京都と滋賀の夜景を見ながら、庭園の雰囲気を最大限に活かした主張しすぎない電飾とキャンドルでライトアップされた花々、そしてモネを中心とした印象派の画家たちの素敵な絵画・・・。もうヨダレもんです。
個人的には私は印象派と言われる画家たちが特に好きだとは思っていませんでした。綺麗だなとは思うけれども琴線には触れないといった感じだったのです。
ところが、今回モネの絵画(厳密に言えば陶板画なのでコピーですが)を見て衝撃を受けました。本物ではない絵を見てこんなに衝撃を受けたのは初めてでした。特に強く心を打たれたのが、モネが愛してやまなかった睡蓮シリーズの中の一枚です。
季節や時間によって変わる光、水の揺らめき、それらを映し、また反射する睡蓮の花や水面、そして注意深く目を凝らすと見えてくる水の中の世界。。。同じ庭、同じ池でも一瞬たりとも同じ風景は無いというモネの視点で描かれた数々の水連は本当にどれも全く別の絵画として成り立っている。
幼かった私の精神ではもっと解り易い絵画にしか反応できなかったのだなと気づかされました。そしてモネのこんな言葉を知り、この穏やかな絵画の中に凄まじい情熱が宿っていることを知り震える思いでした。
「私が生まれながらに盲目で、ある日突然目が見えるようになったのだったらどんなに良かっただろう。
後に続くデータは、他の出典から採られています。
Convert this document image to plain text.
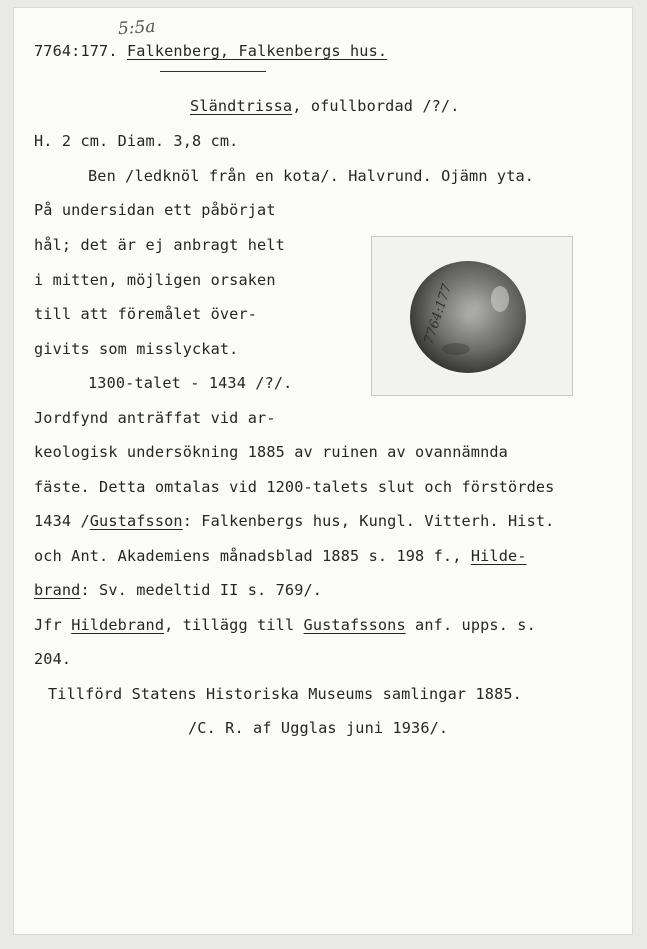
5:5a
7764:177. Falkenberg, Falkenbergs hus.
Sländtrissa, ofullbordad /?/.
H. 2 cm. Diam. 3,8 cm.
Ben /ledknöl från en kota/. Halvrund. Ojämn yta.
På undersidan ett påbörjat
hål; det är ej anbragt helt
i mitten, möjligen orsaken
till att föremålet över-
givits som misslyckat.
1300-talet - 1434 /?/.
Jordfynd anträffat vid ar-
keologisk undersökning 1885 av ruinen av ovannämnda
fäste. Detta omtalas vid 1200-talets slut och förstördes
1434 /Gustafsson: Falkenbergs hus, Kungl. Vitterh. Hist.
och Ant. Akademiens månadsblad 1885 s. 198 f., Hilde-
brand: Sv. medeltid II s. 769/.
Jfr Hildebrand, tillägg till Gustafssons anf. upps. s.
204.
Tillförd Statens Historiska Museums samlingar 1885.
/C. R. af Ugglas juni 1936/.
7764:177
そうであればこの光を、色を、もっと鮮やかなものとして見つめることができたに違いないのに。」
自分にとって当たり前のものを当たり前として享受していることで、自分の中のいろんなものが鈍っている。普通に暮らしていれば鈍っていることにすら気づけない。モネは光を描くことを追い求め続けることでいろんなものが普通の人とは違って見えた。そしてそれを表現し続けた。
私の視点は今、何を見ているのか。私は表現者ではないけれど、これから人の人生に踏み込む仕事をしようとしている者として、決して鈍っていてはいけないし、自分勝手な決め付けで物事の色を塗り潰してしまってはいけないと思います。
ありのままの姿をありのままの色で見つめる。非常に難しいことだと思いますが、大切にしたい想いをひとつ見つけることができた貴重な一日でした。